ElectricDoodie said:


> Which is why I specifically used the word calorie, and not amount.
> 
> 
> 
> ...


 
Then again, the only reason we know that Pete finished his food is because he said so in a video. The EpicMealTime people might have finished something before.


----------



## cityzach (Jul 22, 2011)

that is just gross.


----------



## ElectricDoodie (Jul 22, 2011)

Innocence said:


> Then again, the only reason we know that Pete finished his food is because he said so in a video. The EpicMealTime people might have finished something before.


 
Are you kidding? He has multiple videos of him winning different competitions. You can literally watch it.


----------



## Stefan (Jul 22, 2011)

Innocence said:


> the only reason we know that Pete finished his food is *because he said so* in a video.


 
Are you, like, blind? And if you couldn't see it for yourself in the uncut videos and if you didn't trust the other people in them, what about his results in official eating competitions?


----------



## Bapao (Jul 22, 2011)

Man, I'm hungry...


----------



## BC1997 (Jul 22, 2011)

Diabetes in a jar.


----------



## qqwref (Jul 22, 2011)

Akuma said:


> Compared to the ammounts of calories EpicMealTime cooks and eats, that guy is pathetic.

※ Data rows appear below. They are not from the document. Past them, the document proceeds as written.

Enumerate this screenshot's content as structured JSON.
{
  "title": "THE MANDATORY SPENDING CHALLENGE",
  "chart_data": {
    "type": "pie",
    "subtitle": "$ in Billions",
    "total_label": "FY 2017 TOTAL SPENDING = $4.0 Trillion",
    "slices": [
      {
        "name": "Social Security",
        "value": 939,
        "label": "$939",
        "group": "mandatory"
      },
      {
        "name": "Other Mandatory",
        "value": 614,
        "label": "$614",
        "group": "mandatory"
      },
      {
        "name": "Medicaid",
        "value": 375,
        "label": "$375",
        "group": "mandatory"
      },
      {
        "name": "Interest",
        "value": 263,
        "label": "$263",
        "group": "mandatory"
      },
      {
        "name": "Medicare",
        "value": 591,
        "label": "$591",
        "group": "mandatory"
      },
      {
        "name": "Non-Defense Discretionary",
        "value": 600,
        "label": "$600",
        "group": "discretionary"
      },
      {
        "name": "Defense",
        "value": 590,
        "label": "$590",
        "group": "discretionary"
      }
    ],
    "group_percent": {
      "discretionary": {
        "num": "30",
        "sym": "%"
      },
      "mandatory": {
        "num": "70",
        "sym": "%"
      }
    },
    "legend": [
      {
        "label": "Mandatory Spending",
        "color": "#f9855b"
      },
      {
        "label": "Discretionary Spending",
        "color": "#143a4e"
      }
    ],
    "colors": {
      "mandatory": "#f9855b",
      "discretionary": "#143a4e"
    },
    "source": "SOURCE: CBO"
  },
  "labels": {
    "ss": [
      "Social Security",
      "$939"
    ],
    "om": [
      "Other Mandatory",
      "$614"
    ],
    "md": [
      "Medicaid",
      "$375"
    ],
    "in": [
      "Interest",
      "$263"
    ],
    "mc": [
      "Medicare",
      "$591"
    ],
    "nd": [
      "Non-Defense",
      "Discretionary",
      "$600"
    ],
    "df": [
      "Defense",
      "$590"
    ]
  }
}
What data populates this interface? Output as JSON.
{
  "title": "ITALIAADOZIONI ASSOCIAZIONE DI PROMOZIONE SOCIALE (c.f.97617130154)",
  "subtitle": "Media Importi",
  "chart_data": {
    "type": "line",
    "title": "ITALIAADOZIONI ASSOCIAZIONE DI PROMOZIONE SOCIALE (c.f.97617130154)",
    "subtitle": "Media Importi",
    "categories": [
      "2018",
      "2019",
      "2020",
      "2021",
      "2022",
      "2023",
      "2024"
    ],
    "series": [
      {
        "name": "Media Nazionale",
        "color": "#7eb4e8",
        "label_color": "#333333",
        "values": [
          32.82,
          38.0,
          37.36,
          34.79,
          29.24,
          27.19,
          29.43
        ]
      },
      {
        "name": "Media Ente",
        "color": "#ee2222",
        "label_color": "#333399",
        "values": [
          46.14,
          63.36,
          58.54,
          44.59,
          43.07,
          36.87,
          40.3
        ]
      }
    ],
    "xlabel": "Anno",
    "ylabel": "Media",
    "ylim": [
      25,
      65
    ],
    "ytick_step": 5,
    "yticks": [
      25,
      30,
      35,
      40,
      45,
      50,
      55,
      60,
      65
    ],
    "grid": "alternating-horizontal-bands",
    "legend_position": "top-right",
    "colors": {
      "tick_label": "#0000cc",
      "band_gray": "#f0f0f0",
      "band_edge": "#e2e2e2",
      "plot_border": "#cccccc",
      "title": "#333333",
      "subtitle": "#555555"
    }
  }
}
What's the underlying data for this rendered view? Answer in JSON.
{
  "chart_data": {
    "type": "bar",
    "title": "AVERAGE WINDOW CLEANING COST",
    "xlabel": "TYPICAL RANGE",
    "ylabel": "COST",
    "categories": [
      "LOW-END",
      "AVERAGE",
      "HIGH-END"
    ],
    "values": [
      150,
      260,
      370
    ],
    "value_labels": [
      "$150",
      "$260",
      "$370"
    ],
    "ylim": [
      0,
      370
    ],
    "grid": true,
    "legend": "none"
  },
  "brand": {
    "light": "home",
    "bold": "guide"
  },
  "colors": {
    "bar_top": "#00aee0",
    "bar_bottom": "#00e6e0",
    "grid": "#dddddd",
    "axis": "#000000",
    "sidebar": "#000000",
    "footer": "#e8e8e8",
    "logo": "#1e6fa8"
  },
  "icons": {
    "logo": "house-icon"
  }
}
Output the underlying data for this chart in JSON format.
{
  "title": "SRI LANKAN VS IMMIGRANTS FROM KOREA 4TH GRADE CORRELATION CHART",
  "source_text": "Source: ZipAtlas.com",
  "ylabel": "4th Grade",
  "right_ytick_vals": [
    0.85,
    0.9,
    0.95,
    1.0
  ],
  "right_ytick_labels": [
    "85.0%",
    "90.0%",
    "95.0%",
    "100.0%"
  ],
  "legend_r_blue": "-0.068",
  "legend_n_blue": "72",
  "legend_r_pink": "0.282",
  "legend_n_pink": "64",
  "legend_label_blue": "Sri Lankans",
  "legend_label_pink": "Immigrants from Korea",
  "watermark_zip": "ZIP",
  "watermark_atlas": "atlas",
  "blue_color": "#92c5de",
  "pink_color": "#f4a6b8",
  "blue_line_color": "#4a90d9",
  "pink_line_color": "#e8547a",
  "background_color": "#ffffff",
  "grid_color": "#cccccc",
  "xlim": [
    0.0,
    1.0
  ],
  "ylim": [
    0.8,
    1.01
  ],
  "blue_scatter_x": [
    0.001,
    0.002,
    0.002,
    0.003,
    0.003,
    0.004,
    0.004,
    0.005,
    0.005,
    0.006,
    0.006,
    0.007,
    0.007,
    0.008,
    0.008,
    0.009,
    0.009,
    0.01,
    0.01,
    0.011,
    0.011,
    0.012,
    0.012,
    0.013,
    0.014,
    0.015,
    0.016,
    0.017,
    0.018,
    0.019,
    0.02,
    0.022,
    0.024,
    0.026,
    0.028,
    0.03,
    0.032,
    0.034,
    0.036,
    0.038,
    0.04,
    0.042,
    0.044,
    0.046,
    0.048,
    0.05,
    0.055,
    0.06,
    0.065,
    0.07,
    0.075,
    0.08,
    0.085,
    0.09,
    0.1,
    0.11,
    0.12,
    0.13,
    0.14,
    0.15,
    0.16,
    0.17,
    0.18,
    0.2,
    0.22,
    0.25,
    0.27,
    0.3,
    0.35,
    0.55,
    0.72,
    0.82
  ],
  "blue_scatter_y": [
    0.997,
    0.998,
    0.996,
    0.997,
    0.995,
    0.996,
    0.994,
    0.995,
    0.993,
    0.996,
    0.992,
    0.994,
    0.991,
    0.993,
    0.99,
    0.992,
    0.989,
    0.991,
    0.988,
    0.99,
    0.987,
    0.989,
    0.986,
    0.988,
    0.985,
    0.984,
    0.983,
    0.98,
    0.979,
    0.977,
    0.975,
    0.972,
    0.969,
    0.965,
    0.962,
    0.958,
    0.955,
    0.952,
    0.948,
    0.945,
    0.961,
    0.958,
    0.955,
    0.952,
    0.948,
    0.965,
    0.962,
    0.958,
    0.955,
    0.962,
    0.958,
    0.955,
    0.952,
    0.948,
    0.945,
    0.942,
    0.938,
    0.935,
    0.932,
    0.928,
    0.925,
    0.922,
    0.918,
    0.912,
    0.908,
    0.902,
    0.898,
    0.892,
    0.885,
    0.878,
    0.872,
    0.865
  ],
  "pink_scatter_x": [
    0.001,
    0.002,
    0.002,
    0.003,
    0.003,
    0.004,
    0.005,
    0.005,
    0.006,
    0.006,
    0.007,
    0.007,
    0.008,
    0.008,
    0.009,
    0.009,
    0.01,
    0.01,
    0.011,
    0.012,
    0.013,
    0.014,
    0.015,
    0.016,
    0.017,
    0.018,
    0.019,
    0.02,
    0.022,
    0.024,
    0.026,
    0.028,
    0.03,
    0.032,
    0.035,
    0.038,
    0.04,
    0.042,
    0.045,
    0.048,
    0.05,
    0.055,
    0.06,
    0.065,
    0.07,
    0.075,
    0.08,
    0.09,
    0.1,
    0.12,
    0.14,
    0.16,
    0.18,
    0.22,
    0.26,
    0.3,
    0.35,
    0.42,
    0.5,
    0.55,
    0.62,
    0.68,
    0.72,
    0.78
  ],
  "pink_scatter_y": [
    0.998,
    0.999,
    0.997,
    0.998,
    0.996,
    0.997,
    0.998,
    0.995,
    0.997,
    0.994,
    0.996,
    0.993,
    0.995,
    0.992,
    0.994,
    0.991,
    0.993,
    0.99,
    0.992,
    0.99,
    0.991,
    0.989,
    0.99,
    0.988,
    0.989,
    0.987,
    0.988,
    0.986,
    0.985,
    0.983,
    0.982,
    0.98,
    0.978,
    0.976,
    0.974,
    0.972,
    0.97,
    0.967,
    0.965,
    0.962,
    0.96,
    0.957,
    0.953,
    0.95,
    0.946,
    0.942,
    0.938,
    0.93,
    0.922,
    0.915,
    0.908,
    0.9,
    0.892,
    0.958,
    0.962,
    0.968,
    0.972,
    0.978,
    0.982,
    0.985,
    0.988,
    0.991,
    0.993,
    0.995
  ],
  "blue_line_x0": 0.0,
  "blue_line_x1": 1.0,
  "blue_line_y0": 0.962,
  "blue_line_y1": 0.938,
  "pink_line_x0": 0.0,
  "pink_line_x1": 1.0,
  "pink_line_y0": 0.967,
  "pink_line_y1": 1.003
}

Yeah, except that Epic Meal Time doesn't actually eat their stuff. They just video themselves eating a few bites of it for comedic effect. It's much, much more impressive to make a 10 kcal meal and then eat all of it on camera.



Akuma said:


> Eating a whole jar of Nutella requires no effort what so ever.


Is that so? Try to do it yourself.



b4p4076 said:


> I wonder if he pukes everything back out after he's done.


He says he doesn't, unless he feels really sick after eating something.


----------



## n00bcub3r (Jul 22, 2011)

i feel rly sorry for his dentist lol


----------



## Innocence (Aug 3, 2011)

Stefan said:


> Are you, like, blind? And if you couldn't see it for yourself in the uncut videos and if you didn't trust the other people in them, what about his results in official eating competitions?


 
Sorry I didn't follow this up earlier (well, it's not like I lurk every thread that I make a post in) but that's irrelevant to my point. I'm just saying that it's possible that someone on EpicMealTime may have finished something that they made.


----------



## ElectricDoodie (Aug 3, 2011)

Innocence said:


> I'm just saying that it's possible that someone on EpicMealTime may have finished something that they made.


 No. That's not what you're "just saying." You specifically said that there is no other way to believe FuriousPete, other than his own videos of him saying it. Which you are wrong about, because there is plenty of evidence of it.




Innocence said:


> Then again, the only reason we know that Pete finished his food is because he said so in a video.


----------